打赢了这场仗,应当是件高兴事,可她家公主却不见欢喜。
琢玉往回走去,心下有所思量,他们来南滇,最为要紧的事,是找到当年太子身亡一事中,那位行踪诡谲的“好友”。
而今因为南滇战事艰难,南越军还出现了‘怪物’,都无空去想太子的事。
可能牵动公主心虚的事,除了太子一事,再无其他了。
*
从天黑走到了天亮,又从天亮走到了天黑,他们绕了一大圈远路。
沈星河停下脚步,朝着许茯苓说,“前面有人,很多人的样子,我们躲一躲。
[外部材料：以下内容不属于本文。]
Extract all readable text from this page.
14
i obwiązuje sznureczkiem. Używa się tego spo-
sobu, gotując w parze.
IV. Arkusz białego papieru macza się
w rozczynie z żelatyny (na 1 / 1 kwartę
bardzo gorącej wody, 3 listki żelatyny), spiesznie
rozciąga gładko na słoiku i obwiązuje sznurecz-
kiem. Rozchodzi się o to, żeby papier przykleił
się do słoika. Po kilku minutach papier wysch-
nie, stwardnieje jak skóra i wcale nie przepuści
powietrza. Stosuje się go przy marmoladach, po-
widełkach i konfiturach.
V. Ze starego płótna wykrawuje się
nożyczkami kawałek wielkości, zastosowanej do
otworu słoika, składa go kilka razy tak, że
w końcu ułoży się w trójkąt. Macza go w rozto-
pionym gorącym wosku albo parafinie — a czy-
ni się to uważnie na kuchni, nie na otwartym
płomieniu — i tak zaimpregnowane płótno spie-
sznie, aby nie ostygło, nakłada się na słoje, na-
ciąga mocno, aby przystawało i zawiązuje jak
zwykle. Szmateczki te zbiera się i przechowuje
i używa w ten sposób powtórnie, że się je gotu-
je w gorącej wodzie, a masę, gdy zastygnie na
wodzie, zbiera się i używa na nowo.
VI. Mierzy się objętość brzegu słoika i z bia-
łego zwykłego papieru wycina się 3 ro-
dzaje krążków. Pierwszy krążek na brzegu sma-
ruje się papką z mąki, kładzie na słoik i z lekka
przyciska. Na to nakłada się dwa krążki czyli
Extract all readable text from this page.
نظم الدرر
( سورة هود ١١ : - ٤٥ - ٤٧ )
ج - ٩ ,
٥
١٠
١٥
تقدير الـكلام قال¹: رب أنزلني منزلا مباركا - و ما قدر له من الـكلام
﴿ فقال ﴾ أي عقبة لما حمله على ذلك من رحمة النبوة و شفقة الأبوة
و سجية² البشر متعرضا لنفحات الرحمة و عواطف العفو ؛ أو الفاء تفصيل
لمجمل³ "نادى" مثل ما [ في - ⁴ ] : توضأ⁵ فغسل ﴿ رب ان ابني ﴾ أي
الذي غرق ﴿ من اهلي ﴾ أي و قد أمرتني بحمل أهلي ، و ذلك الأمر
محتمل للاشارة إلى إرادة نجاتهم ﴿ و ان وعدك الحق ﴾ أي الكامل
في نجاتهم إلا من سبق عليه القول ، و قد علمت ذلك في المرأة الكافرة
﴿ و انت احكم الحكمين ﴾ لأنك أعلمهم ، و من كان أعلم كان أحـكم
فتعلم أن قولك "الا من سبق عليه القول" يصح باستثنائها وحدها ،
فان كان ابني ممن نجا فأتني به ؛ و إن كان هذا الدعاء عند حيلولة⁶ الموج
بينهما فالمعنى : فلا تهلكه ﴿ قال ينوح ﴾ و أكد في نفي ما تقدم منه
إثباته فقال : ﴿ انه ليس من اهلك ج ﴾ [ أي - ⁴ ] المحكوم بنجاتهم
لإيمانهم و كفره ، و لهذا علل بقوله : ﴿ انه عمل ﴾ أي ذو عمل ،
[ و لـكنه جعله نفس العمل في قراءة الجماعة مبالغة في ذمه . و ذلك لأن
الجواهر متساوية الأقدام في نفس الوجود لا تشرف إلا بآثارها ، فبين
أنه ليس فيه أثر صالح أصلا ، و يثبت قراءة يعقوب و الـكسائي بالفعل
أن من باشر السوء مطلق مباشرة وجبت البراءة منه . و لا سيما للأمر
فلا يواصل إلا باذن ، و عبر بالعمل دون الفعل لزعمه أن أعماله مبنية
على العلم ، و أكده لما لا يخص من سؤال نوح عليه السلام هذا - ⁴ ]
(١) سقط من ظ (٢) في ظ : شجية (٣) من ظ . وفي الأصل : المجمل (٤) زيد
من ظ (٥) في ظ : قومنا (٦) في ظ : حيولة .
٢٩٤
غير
”
“好。”许茯苓点头,他们朝着一旁的山沟躲去。
等那群人从跟前经过,沈星河借着火光看清楚了那些人,“是滇南军。”
珂宁趴在他背上,忽而咳嗽了起来,就是这个动静引起了那行人的注意,应声而来。
“何人!”
马车停下,琢玉难掩激动之色,“主子,世子他们回来了!”
裴雁回终于有了一点儿心神归宁之感。